STF retoma esta semana julgamento sobre descriminalização da posse de drogas sob críticas do legislativo

Placar até agora registra três votos a favor de que posse de pequenas quantidades de maconha deixe de ser classificada como crime, e um que estende benefício a todas as drogas. Presidente do Congresso diz que julgamento usurpa competências do poder legislativo. Professor de direito da Unesp explica que um dos objetivos da iniciativa é corrigir distorções geradas pela atual lei de drogas, aprovada em 2006. Mas lamenta ausência de discussão mais ampla, que trate também de políticas públicas para tratar dos adictos.

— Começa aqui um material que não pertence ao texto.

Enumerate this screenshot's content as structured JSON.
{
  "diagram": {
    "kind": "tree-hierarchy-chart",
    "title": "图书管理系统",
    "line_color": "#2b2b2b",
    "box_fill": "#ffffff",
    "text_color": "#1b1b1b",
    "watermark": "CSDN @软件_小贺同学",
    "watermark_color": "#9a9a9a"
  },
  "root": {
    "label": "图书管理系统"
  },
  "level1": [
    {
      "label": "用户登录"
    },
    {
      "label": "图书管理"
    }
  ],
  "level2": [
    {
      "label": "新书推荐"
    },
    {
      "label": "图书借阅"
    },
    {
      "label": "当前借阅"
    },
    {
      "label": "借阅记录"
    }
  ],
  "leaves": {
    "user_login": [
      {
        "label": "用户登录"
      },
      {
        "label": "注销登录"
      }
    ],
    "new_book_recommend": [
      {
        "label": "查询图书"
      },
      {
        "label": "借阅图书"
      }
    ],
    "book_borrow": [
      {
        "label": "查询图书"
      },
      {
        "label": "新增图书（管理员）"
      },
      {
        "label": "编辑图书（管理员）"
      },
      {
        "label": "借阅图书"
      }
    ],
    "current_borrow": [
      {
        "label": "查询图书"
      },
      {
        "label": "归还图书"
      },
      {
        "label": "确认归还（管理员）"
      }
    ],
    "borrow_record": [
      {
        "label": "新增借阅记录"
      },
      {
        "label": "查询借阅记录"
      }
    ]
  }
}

A ministra Rosa Weber, presidente do Supremo Tribunal Federal, marcou para a próxima quinta-feira, 17, a retomada do julgamento que avalia a descriminalização da posse pessoal de drogas, colocando uma perspectiva concreta de concluir um debate que se arrasta no plenário do tribunal desde 2015. O julgamento foi retomado em agosto, com um voto do ministro Alexandre de Moraes, no último dia 2, mas foi suspenso no mesmo dia a pedido do relator do processo, o ministro Gilmar Mendes. Mendes havia sido o primeiro a votar, ainda em 2015, e o julgamento recebeu mais dois votos antes que fosse interrompido por um pedido de vistas do falecido ministro Teori Zavascki.

No cento do debate está a possibilidade de reinterpretação da legislação já em vigor para uso e tráfico de drogas, a lei 11.343/2006, que estabelece que a posse de drogas é crime, embora não seja passível de punição com prisão.  O julgamento foi suscitado a pedido da Defensoria Pública de São Paulo a partir de um caso específico: um usuário preso em 2009 com 3g de maconha pretextou que a droga se destinava a uso pessoal.  A longa duração do julgamento está ligada às diversas controvérsias que cercam o debate. Uma delas é a acusação de que o STF estaria usurpando as prerrogativas do Legislativo. Ainda no dia 3, o Presidente do Congresso, senador Rodrigo Pacheco, se pronunciou enfaticamente para defender que a decisão de descriminalizar ou não a posse de drogas dever caber ao legislativo federal, exclusivamente.

Professor do departamento de Direito Público da Faculdade de Ciências Humanas e Sociais da Unesp, câmpus de Franca, Paulo César Corrêa Borges acompanha há anos os debates sobre a política de drogas no Brasil a partir de um ponto de vista jurídico e criminal. Na entrevista a seguir, Borges, que também é promotor de justiça do Estado de São Paulo, esmiúça os diversos aspectos envolvidos no julgamento do STF, entre eles as expectativas frustradas com a adoção da própria lei 11.343/2006. “Depois que ela entrou em vigor, o número de prisões cresceu muito e em pouco tempo, e na verdade o objetivo era exatamente o oposto”, explica. Ele também analisa os votos já proferidos pelos ministros, a possibilidade de que a descriminalização seja válida para todas as drogas, ou apenas a maconha, a real efetividade da ação policial no combate às drogas e a possibilidade de efeitos retroativos caso o STF adote a nova interpretação.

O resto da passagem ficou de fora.